Harvard Law professor Alan Dershowitz joined other legal experts in disbelief that the FBI raided a former president’s house for documents.
Treating former President Donald Trump like a drug dealer, who feds fear will flush product down a toilet, has shaken many people to their core. Armed predawn raids on political opponents happens regularly in third-world countries but not in the U.S., or so Americans believed. Until now.
U.S. Attorney General Merrick Garland’s treatment of Trump smacks more of petty retribution for Republicans blocking his appointment to the Supreme Court than a pursuit of justice.
The Epoch Times reported Dershowitz’s concerns more fully.
“The raid is supposed to be a last resort, but this administration has used the weaponization of the justice system against its political enemies. It has arrested people, denied them bail, put them in handcuffs—used all kinds of techniques that are not usually applied to American citizens. I just hope this raid has the justification. If it doesn’t have the justification, the materials seized in it will be suppressed,” Dershowitz, who assisted Trump’s legal team during the first impeachment effort, said on Newsmax.
“This is improper, and this is misconduct. We have to find out what the facts are. But we have to make sure the shoe fits on the other foot—that we want to make sure what is being done here is something that Democrats would not oppose if it were being done to Democratic operatives, as well,” he added.
“It’s a breathtaking moment to have a raid like this on a former president and potentially the future opponent of the current president,” Jonathan Turley, a criminal defense attorney and a law professor at George Washington University, said on Fox News.
Turley wondered why Attorney General Merrick Garland, a Biden appointee, did not appoint a special counsel, noting that then-Attorney General Elliot Richardson appointed a special prosecutor to investigate then-President Richard Nixon in the 1970s.
“Now, here you have the past opponent of the current president and the expected future opponent,” Turley said. “I can’t imagine how Attorney General Garland would look at that situation and not see an absolute necessity for a special counsel.”
Little about the justification for the raid is known.
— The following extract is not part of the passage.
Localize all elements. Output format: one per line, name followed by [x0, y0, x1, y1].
The FBI declined to comment and its parent agency, the Department of Justice, which Garland heads, did not respond to a request for comment. The White House did not return an inquiry.
Trump alleged prosecutorial misconduct in a statement on the raid while Eric Trump, one of his sons, said on Fox that the purpose of the raid was seeing whether his father still possessed any documents the National Archives and Records Administration is seeking.
“My father has worked so collaboratively with them for months. In fact, the lawyer that’s been working on this was totally shocked. He goes, ‘I had such an amazing relationship with these people and, all of a sudden, on no notice, they send, you know, 20 cars and 30 agents?’” Eric Trump said.